I was particularly intrigued by the one aspect of the report that is dealing with housing. Surely, we know, especially here in Philadelphia, that housing uncertainty can contribute to dangerous health conditions and increased expenses. “Moreover, people between the ages of 25 and 44 experiencing homelessness face an all-cause mortality risk that is 8.9 times higher than the general populations (and 4.5 times higher for those age 45 to 64).”1
I was surprised to learn how many cities, and different providers in those cities, are actively tackling housing as part of their battle to improve the social determinants. From the University of Illinois Hospital in Chicago, to 5 hospitals in Portland, OR, and 1 large provider in Orlando, FL, these disparate towns have recognized the direct connection between homelessness and an increase in healthcare expenditures. It is remarkable that UnitedHealthcare, the largest for-profit payer in the nation, has now invested more than $400 million in affordable housing to help mitigate health problems associated with homelessness.1
Nutrition, housing, and even transportation play a role in the social determinants that predict health. The authors provide disturbing statistics regarding the impact of transportation on healthcare. “It is estimated that 4 million medical appointments are missed or delayed every year because patients cannot get to their appointments as a result of transportation issues. This equates to an estimated $150 billion in excess costs to the healthcare system each year that are unnecessary. Payers, providers, and third-party companies, such as ride-sharing giants Uber Technologies and Lyft, are beginning to take notice and are coming up with ways to address this glaring issue.”1
However, it was vexing to me that despite the clearheaded approach to tackling nutrition, housing, and transportation in the report, there is no consensus on how information technology can play a role in tackling these social determinants. We lack the national will for a coordinated attack. For example, there are 3 widely recognized social determinants of health screening tools in the United States, including the National Academy of Medicine (NAM)’s set of social and behavioral measures; the National Association of Community Health Centers (NACHC) Protocol for Responding to Assessing Patients’ Assets, Risks, and Experience (PRAPARE) tool; and the Centers for Medicare & Medicaid Services’ (CMS) Accountable Health Communities tool.1 Once again, information technology poses a potential solution to organizing the data that are critical to tackling the social determinants, and we need to find a way to sort out these tools from NAM, NACHC, and CMS.

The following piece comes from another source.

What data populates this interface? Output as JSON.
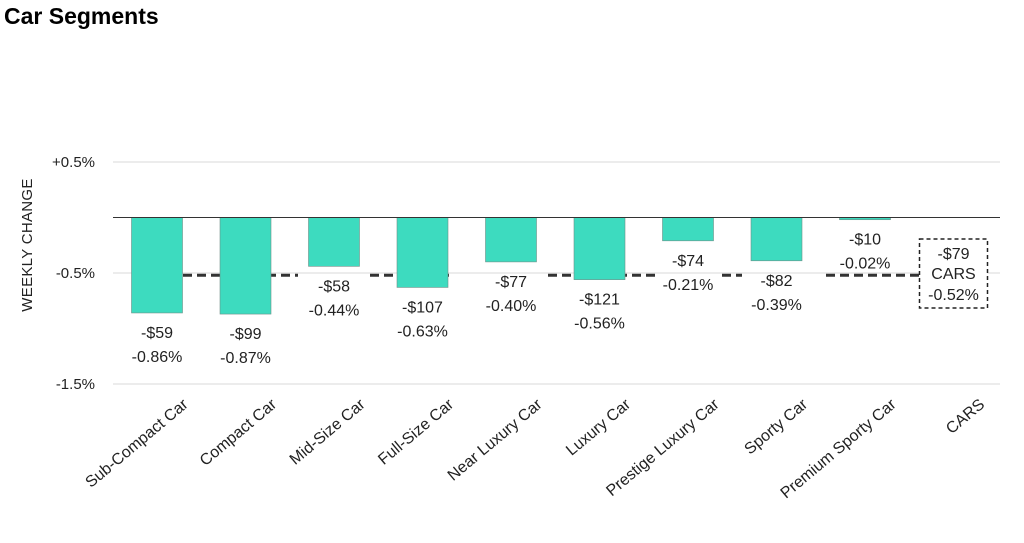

Daniels and colleagues conclude their report with some market reconnaissance. Although they fall short on making specific investment recommendations, they list a series of companies that have put a stake in the ground in terms of social determinants. As a result, I believe our readers should pay attention to companies such as Landmark Health, Welltok, Omada Health, and Castlight Health. I’m particularly taken with Solera Holdings, Folia, and Socially Determined.
In a nutshell, I believe we are seeing the emergence of a new business case for social determinants. Given the way our system is structured, this is likely to result in innovative solutions to gather data, analyze them, and distill important new insights.
David B. Nash, MD, MBA, is Editor-in-Chief, American Health & Drug Benefits, and Founding Dean Emeritus, Jefferson College of Population Health, Philadelphia, PA.
- Daniels R, Garro J, Spiekhout N, Haase J. Healthcare Mosaic Report: The Growing Importance of Social Determinants of Health in the Future of U.S. Healthcare Delivery. William Blair Equity Research; July 24, 2019.